Realizou o poeta diversas incursões sobre Pola e outras localidades em que a Austria concentrava as suas tropas. A 9 de agosto de 1918, vôou sobre Vienna, num apparelho pilotado pelo tenente Antonio Locatelli - o Leão da Guarda, como o chamavam Dannunzianamente.
A generosidade e a lealdade do poeta revelaram-se plenamente nesse reide. Dominando os ares, com o apparelho carregado de munições, acompanhado e auxiliado por mais quatro aeroplanos (um quinto precipitára-se ao solo), ao em vez de bombardear a principal cidade inimiga, espalhando nella o terror, limitou-se o heróe a lançar pequenos manifestos escriptos por elle mesmo. E regressou ao campo de partida, em Padua, quasi indifferente aos Shrappnels lançados pela artilharia do ex-imperio austro-hungaro.

D'Annunzio e Von Richtofen

D'Annunzio pertenceu ainda ao escasso numero dos aviadores que, impunemente, lutaram, após o desastre de Caporetto, contra a esquadrilha "Tango" commandada pelo "AZ" allemão capitão Von Richtofen - vencedor de mais de noventa batalhas aereas.

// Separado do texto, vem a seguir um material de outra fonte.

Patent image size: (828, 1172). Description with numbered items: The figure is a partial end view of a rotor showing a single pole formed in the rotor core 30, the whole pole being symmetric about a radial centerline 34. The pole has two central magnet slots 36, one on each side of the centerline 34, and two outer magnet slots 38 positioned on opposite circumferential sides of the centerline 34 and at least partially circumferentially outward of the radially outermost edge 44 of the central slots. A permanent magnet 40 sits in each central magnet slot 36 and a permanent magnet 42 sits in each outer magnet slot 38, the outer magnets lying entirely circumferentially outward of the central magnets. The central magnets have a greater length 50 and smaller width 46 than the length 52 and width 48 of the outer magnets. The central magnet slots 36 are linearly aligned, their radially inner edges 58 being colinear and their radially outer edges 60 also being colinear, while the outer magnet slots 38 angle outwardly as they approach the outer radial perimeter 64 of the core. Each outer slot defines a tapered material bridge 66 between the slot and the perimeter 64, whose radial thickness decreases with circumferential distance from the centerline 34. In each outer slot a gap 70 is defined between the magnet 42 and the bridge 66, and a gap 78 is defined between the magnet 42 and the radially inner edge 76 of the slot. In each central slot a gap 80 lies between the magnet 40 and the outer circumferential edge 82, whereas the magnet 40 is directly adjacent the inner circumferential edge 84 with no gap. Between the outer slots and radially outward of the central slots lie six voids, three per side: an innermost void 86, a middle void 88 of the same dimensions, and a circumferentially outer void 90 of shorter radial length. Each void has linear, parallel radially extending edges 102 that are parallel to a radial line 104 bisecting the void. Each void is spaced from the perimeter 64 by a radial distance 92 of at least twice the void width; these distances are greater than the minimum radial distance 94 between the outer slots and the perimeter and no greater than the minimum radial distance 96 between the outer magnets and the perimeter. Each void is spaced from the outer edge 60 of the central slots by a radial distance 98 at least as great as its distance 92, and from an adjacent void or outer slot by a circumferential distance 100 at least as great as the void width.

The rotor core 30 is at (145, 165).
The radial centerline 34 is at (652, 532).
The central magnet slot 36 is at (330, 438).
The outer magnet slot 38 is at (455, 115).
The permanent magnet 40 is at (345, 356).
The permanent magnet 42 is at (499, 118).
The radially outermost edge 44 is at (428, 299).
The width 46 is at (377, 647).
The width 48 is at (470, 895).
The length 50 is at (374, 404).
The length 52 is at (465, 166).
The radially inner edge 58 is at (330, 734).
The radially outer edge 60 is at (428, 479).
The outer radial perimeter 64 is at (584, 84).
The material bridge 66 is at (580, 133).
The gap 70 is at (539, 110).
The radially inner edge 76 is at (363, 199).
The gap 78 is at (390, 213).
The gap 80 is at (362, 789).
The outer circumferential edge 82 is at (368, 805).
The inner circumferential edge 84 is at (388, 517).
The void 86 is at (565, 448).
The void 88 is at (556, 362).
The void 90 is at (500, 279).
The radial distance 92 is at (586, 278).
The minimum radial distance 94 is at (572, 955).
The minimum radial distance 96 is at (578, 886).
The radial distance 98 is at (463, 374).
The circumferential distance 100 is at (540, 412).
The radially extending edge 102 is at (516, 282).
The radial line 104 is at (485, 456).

Era proverbial, nesse tempo, a habilidade guerreira de Von Richtofen. Este official possuia um segredo de luta cuja efficacia todos temiam. Quasi nunca o seu aeroplano apparecia desacompanhado. E, avistando o adversario, fazia com que os seus subordinados o circumdassem, à distancia; depois, sózinho, desapparecia nas alturas, entre as nuvens, para logo se precipitar como um raio por traz do aeroplano inimigo circumdado, vibrando-lhe com pericia os golpes de morte.
Muitos soldados e officiaes, a principio, quando a fama de Von Richtofen ainda não estava firmada, enfrentaram essa perigosa esquadrilha, "Tango", um dos maiores baluartes aereos da coragem allemã. Mas bem poucos se salvaram. D'Annunzio, ao que rezam as noticias da epoca, atacou-a por diversas vezes. Nunca a venceu; mas conseguiu, sempre impunemente, fazer abortar a tactica terrivel de que todos falavam com respeito, como se fala de uma grande desgraça.